What the weather and the grain market have in common is that they are difficult to predict. This was evident once again yesterday with an unexpected correction in the grain market. Unrest in Russia and a larger-than-expected USDA downgrade of corn and soybeans in the US were momentarily forgotten and rain in the weather forecasts prevailed. Ukraine, meanwhile, is getting increasingly stuck in terms of grain exports. Extension of the grain deal is in question and the alternative, exporting grain via the EU, is under pressure.
The September contract for wheat on the Matif fell by €9,75 yesterday to close at €236,50 per tonne. The wheat quotation also suffered a loss at the CBoT. The price fell 5,4% in Chicago to $6.85 per bushel. That is the biggest drop in one day since November. The July corn contract on the CBoT saw losses compared to wheat, down 2,2% to $6.23 per bushel. The September contract, which is the most traded, closed 4,8% lower to $5.56¼ per bushel. Soy was also down, dropping 1,7% to $14.95 per bushel.

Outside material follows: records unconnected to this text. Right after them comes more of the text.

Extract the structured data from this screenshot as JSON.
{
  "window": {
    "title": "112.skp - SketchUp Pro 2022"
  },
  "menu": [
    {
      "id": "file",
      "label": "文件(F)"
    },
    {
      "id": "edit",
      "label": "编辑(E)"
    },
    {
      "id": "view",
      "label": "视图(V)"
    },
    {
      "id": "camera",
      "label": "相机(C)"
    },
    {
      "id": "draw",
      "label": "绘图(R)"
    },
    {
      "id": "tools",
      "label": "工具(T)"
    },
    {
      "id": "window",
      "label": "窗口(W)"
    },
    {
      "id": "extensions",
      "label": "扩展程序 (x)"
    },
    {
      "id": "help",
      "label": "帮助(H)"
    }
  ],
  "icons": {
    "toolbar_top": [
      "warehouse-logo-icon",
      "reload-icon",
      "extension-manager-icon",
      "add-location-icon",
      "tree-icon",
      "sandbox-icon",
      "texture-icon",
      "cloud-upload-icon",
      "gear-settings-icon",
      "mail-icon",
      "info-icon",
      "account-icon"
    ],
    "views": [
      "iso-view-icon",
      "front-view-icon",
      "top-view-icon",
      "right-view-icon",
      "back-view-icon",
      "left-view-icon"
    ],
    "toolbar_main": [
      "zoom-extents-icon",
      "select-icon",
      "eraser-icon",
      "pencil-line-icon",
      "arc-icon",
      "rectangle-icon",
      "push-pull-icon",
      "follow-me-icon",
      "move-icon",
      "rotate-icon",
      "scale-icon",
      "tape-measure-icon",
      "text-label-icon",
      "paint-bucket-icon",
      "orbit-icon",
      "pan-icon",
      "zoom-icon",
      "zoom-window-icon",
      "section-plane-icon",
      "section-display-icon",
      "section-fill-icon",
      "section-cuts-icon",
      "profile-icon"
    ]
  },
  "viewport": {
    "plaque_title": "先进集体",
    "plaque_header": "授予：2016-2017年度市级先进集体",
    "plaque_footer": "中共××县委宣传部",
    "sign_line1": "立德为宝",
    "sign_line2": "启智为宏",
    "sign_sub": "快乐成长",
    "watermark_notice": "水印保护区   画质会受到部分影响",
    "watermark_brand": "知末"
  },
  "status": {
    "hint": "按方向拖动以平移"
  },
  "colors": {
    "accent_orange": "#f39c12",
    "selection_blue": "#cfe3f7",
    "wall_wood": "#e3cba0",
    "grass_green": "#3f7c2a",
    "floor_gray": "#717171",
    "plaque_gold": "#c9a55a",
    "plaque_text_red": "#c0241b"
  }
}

The sharp declines in the grain market came as a surprise to many analysts. Market players have barely recovered from the failed coup in Russia and the USDA's Crop Progress report with a larger than expected downgrade of corn and soy in the US, also fodder for the bulls in the market. But as is often the case, the grain market did not follow the patterns that were predicted. Rain forecast for parts of the US in the coming days, combined with moderate temperatures, pushed prices down considerably. While the prices of corn and wheat pushed each other up on Monday, we saw the opposite effect in the last trading session and both prices more or less pulled each other down.
Solidarity
It seems that Russian grain growers are not paying much attention to the unrest in the Kremlin. The harvest of winter grains is going at a rapid pace so far. According to the latest figures, the Russians have already harvested 1,5 million tons of winter grain compared to 875.000 tons last year until June 26. Ukrainian wheat exports via the Black Sea remained at 358.000 tons last week. That is 18% less compared to a week earlier. After the uprising of the Wagner group, the future of the Black Sea grain deal is certainly not becoming any more certain. That current agreement expires on July 18.

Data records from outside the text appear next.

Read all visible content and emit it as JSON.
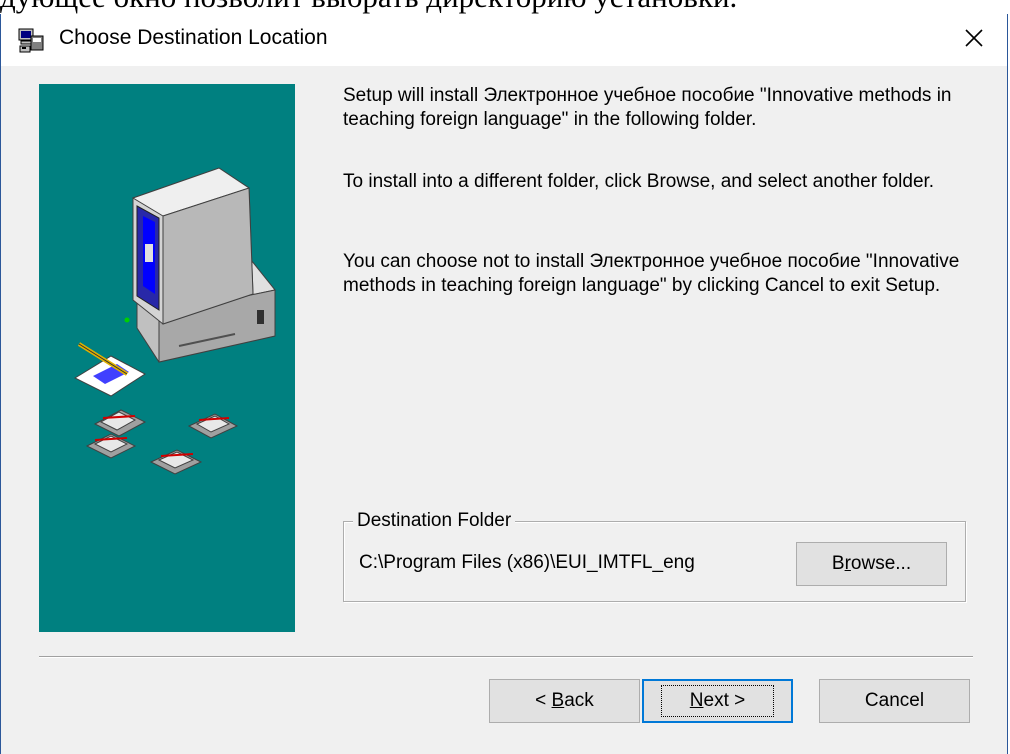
{
  "background_text": "дующее окно позволит выбрать директорию установки.",
  "window": {
    "title": "Choose Destination Location",
    "close_label": "✕"
  },
  "icons": {
    "app": "setup-installer-icon",
    "side": "computer-with-floppy-disks-illustration",
    "close": "close-icon"
  },
  "content": {
    "message1": "Setup will install Электронное учебное пособие \"Innovative methods in teaching foreign language\" in the following folder.",
    "message2": "To install into a different folder, click Browse, and select another folder.",
    "message3": "You can choose not to install Электронное учебное пособие \"Innovative methods in teaching foreign language\" by clicking Cancel to exit Setup."
  },
  "destination": {
    "group_label": "Destination Folder",
    "path": "C:\\Program Files (x86)\\EUI_IMTFL_eng",
    "browse_pre": "B",
    "browse_accel": "r",
    "browse_post": "owse..."
  },
  "buttons": {
    "back_pre": "< ",
    "back_accel": "B",
    "back_post": "ack",
    "next_accel": "N",
    "next_post": "ext >",
    "cancel": "Cancel"
  },
  "colors": {
    "side_panel": "#008080",
    "window_bg": "#f0f0f0",
    "default_button_border": "#0078d7"
  }
}
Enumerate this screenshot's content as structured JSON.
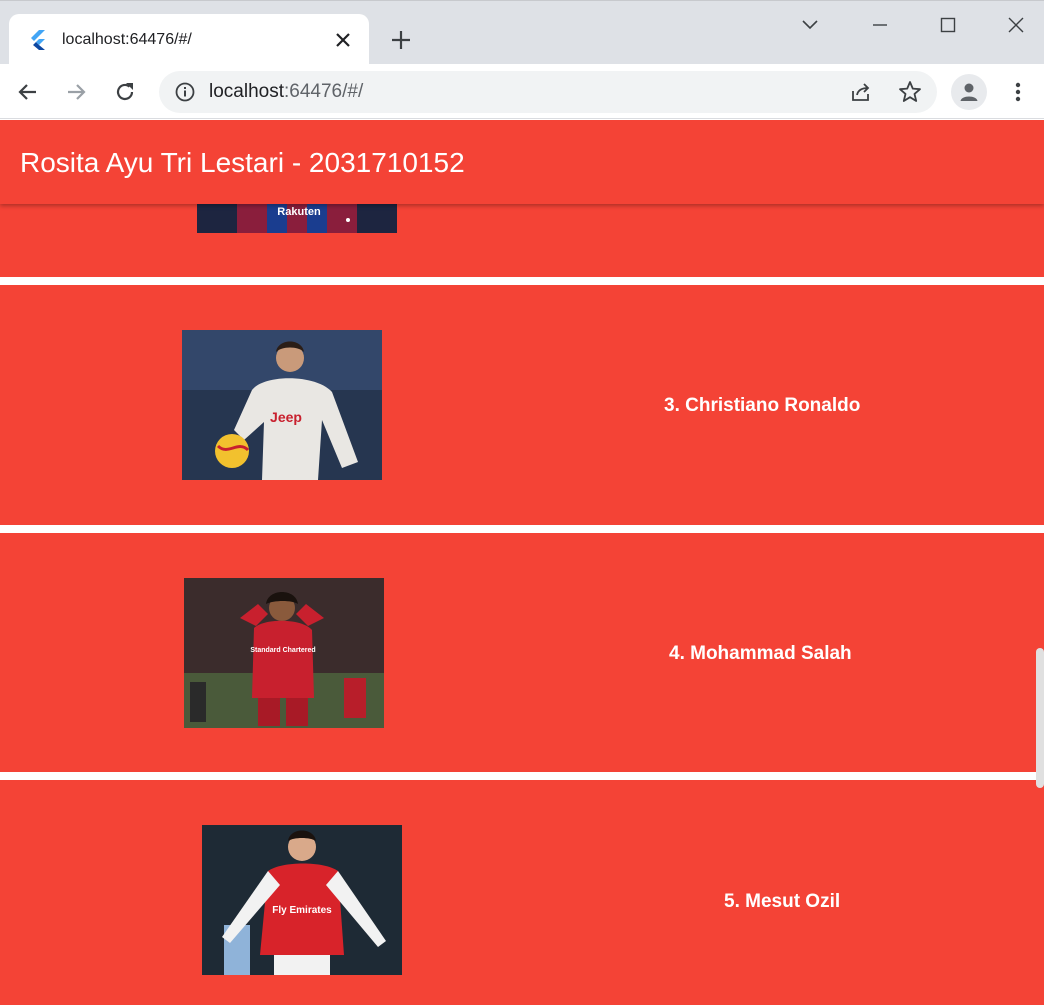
{
  "browser": {
    "tab_title": "localhost:64476/#/",
    "url_host": "localhost",
    "url_rest": ":64476/#/"
  },
  "app": {
    "title": "Rosita Ayu Tri Lestari - 2031710152",
    "accent_color": "#f44336"
  },
  "players": [
    {
      "label": "3. Christiano Ronaldo",
      "kit": "Jeep",
      "kit_color": "#e9e7e3",
      "bg": "#2a3a52"
    },
    {
      "label": "4. Mohammad Salah",
      "kit": "Standard Chartered",
      "kit_color": "#c8202e",
      "bg": "#3a2a2a"
    },
    {
      "label": "5. Mesut Ozil",
      "kit": "Fly Emirates",
      "kit_color": "#d8232a",
      "bg": "#1e2a35"
    }
  ],
  "top_partial": {
    "kit_text": "Rakuten"
  }
}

Ukraine argues that by delaying ship inspections, Russia has already effectively nullified the deal. With the grain deal in effect, about half of Ukraine's grain exports will go via the Black Sea, a quarter via the Danube and a quarter via the western land borders with the EU. The Ukrainian Seaport Authority announced on Facebook yesterday that it is transferring exports via the Black Sea to the Danube route.
Capacity is limited
That is easier said than done, by the way. Ukraine needs help from Romania, which is one of the eastern EU member states that has taken measures against the import of grain from Ukraine to protect local farmers. In addition, last year the grain harvest in Romania was disappointing, which meant that transport capacity was available in the Romanian port on the Danube. This year, the yield forecast for Romania looks a lot more favorable, which means there will most likely be less room to process a lot of extra grain from Ukraine.

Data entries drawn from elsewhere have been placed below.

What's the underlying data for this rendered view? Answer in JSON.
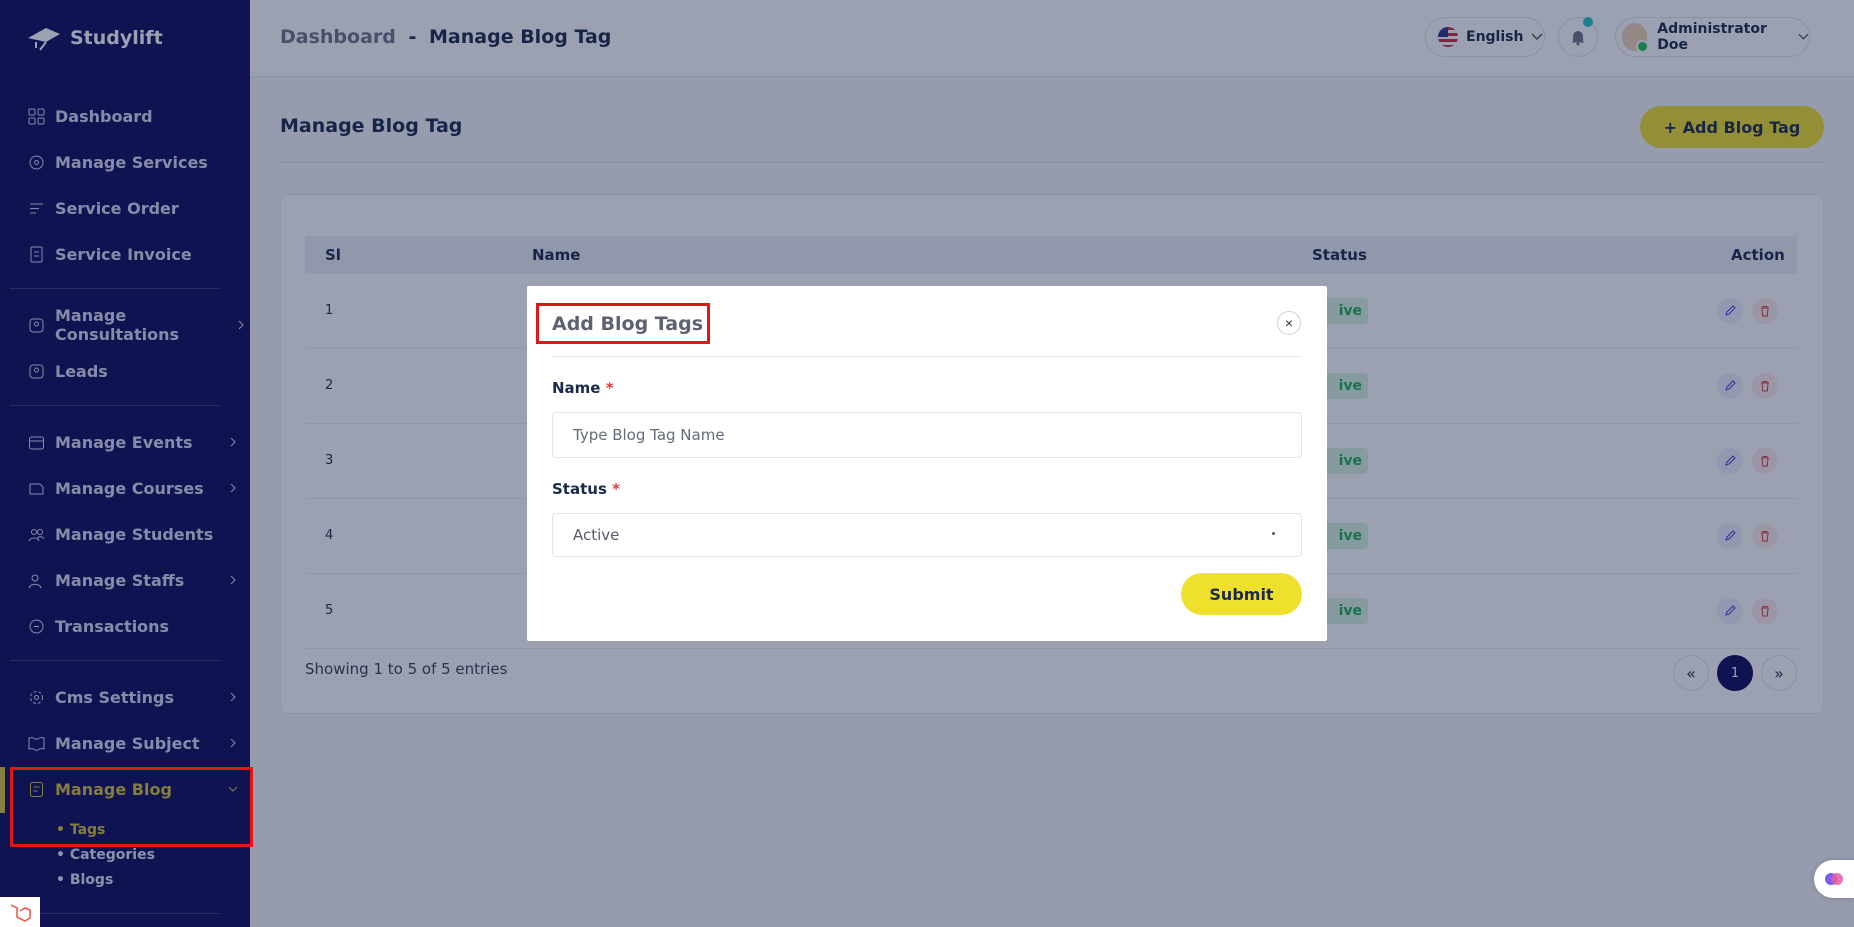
{
  "brand": {
    "name": "Studylift"
  },
  "sidebar": {
    "items": [
      {
        "label": "Dashboard",
        "icon": "dashboard-icon"
      },
      {
        "label": "Manage Services",
        "icon": "services-icon"
      },
      {
        "label": "Service Order",
        "icon": "order-icon"
      },
      {
        "label": "Service Invoice",
        "icon": "invoice-icon"
      },
      {
        "label": "Manage Consultations",
        "icon": "consultation-icon"
      },
      {
        "label": "Leads",
        "icon": "leads-icon"
      },
      {
        "label": "Manage Events",
        "icon": "calendar-icon"
      },
      {
        "label": "Manage Courses",
        "icon": "courses-icon"
      },
      {
        "label": "Manage Students",
        "icon": "students-icon"
      },
      {
        "label": "Manage Staffs",
        "icon": "staffs-icon"
      },
      {
        "label": "Transactions",
        "icon": "transactions-icon"
      },
      {
        "label": "Cms Settings",
        "icon": "settings-icon"
      },
      {
        "label": "Manage Subject",
        "icon": "book-icon"
      },
      {
        "label": "Manage Blog",
        "icon": "blog-icon"
      }
    ],
    "blog_sub": [
      "Tags",
      "Categories",
      "Blogs"
    ]
  },
  "header": {
    "crumb_parent": "Dashboard",
    "crumb_sep": "-",
    "crumb_current": "Manage Blog Tag",
    "language": "English",
    "user_name": "Administrator Doe"
  },
  "main": {
    "title": "Manage Blog Tag",
    "add_button": "+ Add Blog Tag",
    "columns": {
      "sl": "Sl",
      "name": "Name",
      "status": "Status",
      "action": "Action"
    },
    "rows": [
      {
        "sl": "1",
        "status": "ive"
      },
      {
        "sl": "2",
        "status": "ive"
      },
      {
        "sl": "3",
        "status": "ive"
      },
      {
        "sl": "4",
        "status": "ive"
      },
      {
        "sl": "5",
        "status": "ive"
      }
    ],
    "entries": "Showing 1 to 5 of 5 entries",
    "pagination": {
      "prev": "«",
      "current": "1",
      "next": "»"
    }
  },
  "modal": {
    "title": "Add Blog Tags",
    "close": "×",
    "name_label": "Name",
    "required": "*",
    "name_placeholder": "Type Blog Tag Name",
    "status_label": "Status",
    "status_value": "Active",
    "submit": "Submit"
  },
  "colors": {
    "sidebar": "#0d0b5c",
    "accent": "#efe02e",
    "active": "#d7c23a",
    "highlight": "#e11616"
  }
}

It is not only the transport capacity on the Danube that is a concern. There are problems on the Rhine with a relatively low water level, commodity traders warn. In the western Dutch part of the Rhine there is not much going on yet, but from Duisburg the water level is now so low that ships can no longer be fully loaded due to the draft. This causes transport costs to increase. The Rhine is an important route for the transport of grain, but also for coal, ore and oil.